Questa architettura permette di aggirare molte delle limitazioni tradizionali dei sistemi satellitari terrestri: copertura nelle aree remote, assenza di cavi fisici sul suolo, flessibilità di distribuzione. Nonostante ciò, restano sfide: la gestione della macchina spaziale in orbita bassa richiede frequenti manovre di evitare detriti orbitali, richiede una logica precisa di distribuzione e ricambio satelliti e deve far convivere prestazioni elevate con costi sostenibili.
L’antenna del cliente e il percorso del segnale fino alla rete
Dal punto di vista dell’utente finale, l’apparato più visibile è il kit che comprende un’antenna a montaggio esterno e un router Wi-Fi interno. L’antenna utilizza una tecnologia phased-array attiva, composta da molteplici elementi che permettono di puntare il fasci radio verso il satellite corretto senza spostare fisicamente l’antenna, garantendo una connessione stabile anche se il satellite in vista cambia continuamente. L’installazione tipicamente richiede spazio libero verso l’orizzonte e un buon angolo di cielo libero da ostacoli.

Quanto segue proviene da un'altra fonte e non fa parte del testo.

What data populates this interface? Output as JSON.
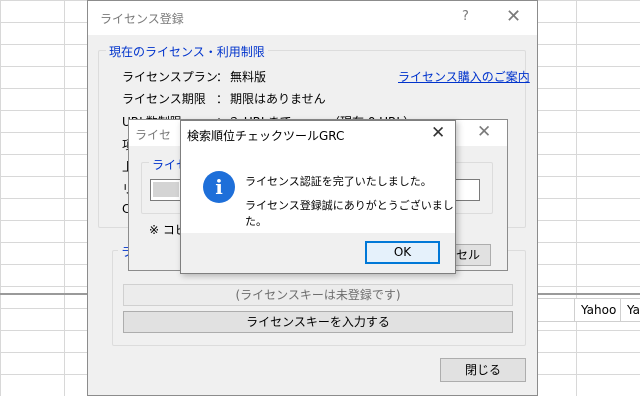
{
  "background": {
    "cells": [
      "Yahoo",
      "Ya"
    ]
  },
  "main_window": {
    "title": "ライセンス登録",
    "help_glyph": "?",
    "close_glyph": "✕",
    "current_group": {
      "legend": "現在のライセンス・利用制限",
      "plan_label": "ライセンスプラン",
      "plan_colon": "：",
      "plan_value": "無料版",
      "period_label": "ライセンス期限",
      "period_colon": "：",
      "period_value": "期限はありません",
      "purchase_link": "ライセンス購入のご案内",
      "partial_rows": [
        "URL数制限",
        "項",
        "上",
        "リ",
        "C"
      ],
      "partial_url_value": "：３ URLまで",
      "partial_url_current": "（現在 0 URL）"
    },
    "key_group": {
      "legend_partial": "ラ",
      "unregistered_button": "(ライセンスキーは未登録です)",
      "enter_key_button": "ライセンスキーを入力する"
    },
    "close_button": "閉じる"
  },
  "license_input_dialog": {
    "title_partial": "ライセ",
    "close_glyph": "✕",
    "group_legend_partial": "ライセ",
    "note_partial": "※ コピ",
    "cancel_partial": "セル"
  },
  "message_box": {
    "title": "検索順位チェックツールGRC",
    "close_glyph": "✕",
    "icon": "information-icon",
    "icon_glyph": "i",
    "line1": "ライセンス認証を完了いたしました。",
    "line2": "ライセンス登録誠にありがとうございました。",
    "ok_button": "OK"
  },
  "colors": {
    "accent": "#0078d7",
    "link": "#0033cc",
    "info_icon": "#1e6fd9"
  }
}
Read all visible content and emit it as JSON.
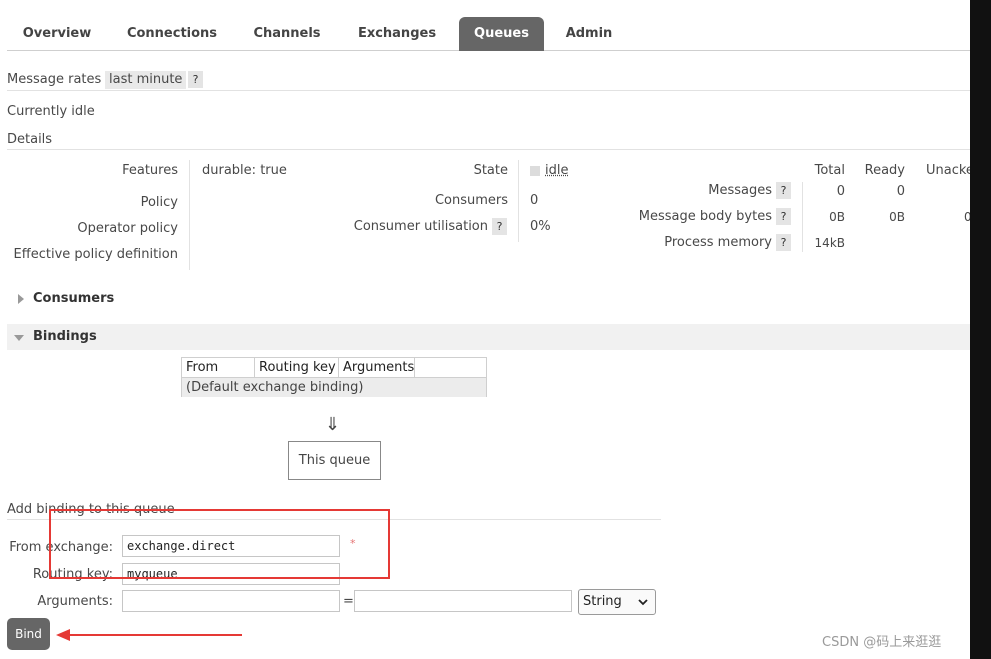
{
  "nav": {
    "tabs": [
      {
        "label": "Overview"
      },
      {
        "label": "Connections"
      },
      {
        "label": "Channels"
      },
      {
        "label": "Exchanges"
      },
      {
        "label": "Queues",
        "active": true
      },
      {
        "label": "Admin"
      }
    ]
  },
  "rates": {
    "label": "Message rates",
    "value": "last minute",
    "help": "?"
  },
  "status": "Currently idle",
  "details": {
    "title": "Details",
    "features_label": "Features",
    "durable_key": "durable:",
    "durable_value": "true",
    "policy_label": "Policy",
    "operator_policy_label": "Operator policy",
    "effective_policy_label": "Effective policy definition",
    "state_label": "State",
    "state_value": "idle",
    "consumers_label": "Consumers",
    "consumers_value": "0",
    "utilisation_label": "Consumer utilisation",
    "utilisation_value": "0%",
    "help": "?"
  },
  "stats": {
    "headers": [
      "Total",
      "Ready",
      "Unacke"
    ],
    "rows": [
      {
        "label": "Messages",
        "total": "0",
        "ready": "0",
        "unacked": ""
      },
      {
        "label": "Message body bytes",
        "total": "0B",
        "ready": "0B",
        "unacked": "0"
      },
      {
        "label": "Process memory",
        "total": "14kB",
        "ready": "",
        "unacked": ""
      }
    ]
  },
  "consumers_section": {
    "title": "Consumers",
    "expanded": false
  },
  "bindings_section": {
    "title": "Bindings",
    "expanded": true,
    "columns": [
      "From",
      "Routing key",
      "Arguments"
    ],
    "rows": [
      "(Default exchange binding)"
    ],
    "arrow": "⇓",
    "this_queue": "This queue"
  },
  "add_binding": {
    "title": "Add binding to this queue",
    "from_label": "From exchange:",
    "from_value": "exchange.direct",
    "required_mark": "*",
    "routing_label": "Routing key:",
    "routing_value": "myqueue",
    "arguments_label": "Arguments:",
    "equals": "=",
    "type_value": "String",
    "bind_label": "Bind"
  },
  "watermark": "CSDN @码上来逛逛",
  "colors": {
    "accent": "#666666",
    "annotation": "#e53935"
  }
}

Il segnale dal dispositivo dell’utente passa al router interno, dopodiché viene trasmesso dalla dish verso un satellite della costellazione. Da lì può intraprendere un percorso che coinvolge altri satelliti oppure scendere direttamente a una stazione terrestre – un gateway – con collegamento in fibra verso la dorsale Internet globale. Il traffico di ritorno segue lo stesso percorso inverso. Questo meccanismo consente all’utente di avere prestazioni che, in molte zone del mondo, avvicinano quelle della fibra, con download nella centinaia di Mbps e latenze nell’ordine delle decine di millisecondi.
Il kit utente richiede un investimento iniziale, e la qualità dell’installazione – correttamente posizionata e calibrata – incide sulla qualità della connessione. Allo stesso tempo, l’utente beneficia della possibilità di connettività in luoghi dove prima la scelta era limitata a connessioni a bassa velocità o assenti.
Prestazioni, scenari d’impiego e limiti della tecnologia
Le prestazioni tipiche annunciate e misurate per Starlink mostrano velocità di download tra 50 e oltre 250 Mbps, upload tra 10 e 30 Mbps, e latenze che nella condizioni migliori scendono a 20-30 ms. Tali valori rendono la soluzione adeguata non solo per navigazione e streaming, ma anche per applicazioni come videoconferenze, gaming online e persino qualche utilizzo professionale in area remota. Tuttavia, occorre sempre considerare che le prestazioni variano in base a fattori come la posizione geografica, la densità di utenti, la quantità di visibilità del cielo e le condizioni meteorologiche.
Tra gli scenari d’impiego più interessanti figurano le abitazioni isolate che non possono accedere alla fibra, le imbarcazioni in mare aperto, le basi in regioni remote, le operazioni di soccorso e l’Internet nelle zone montane o rurali. In queste situazioni Starlink può rappresentare una svolta reale, rendendo disponibile una connessione affidabile dove fino a ieri c’erano solo soluzioni limitate o costose.
Non mancano però i limiti: il costo iniziale del kit, la dipendenza da una buona visibilità del cielo, la possibile congestione della rete locale nei momenti di punta, la necessità di aggiornamenti costanti della costellazione e la gestione dello spazio orbitale sempre più affollato che pone domande relative a sicurezza spaziale, sostenibilità e impatto astronomico. Inoltre, affidarsi a una singola infrastruttura satellitare significa assumere anche i rischi associati alla continuità del servizio e alla governance della rete.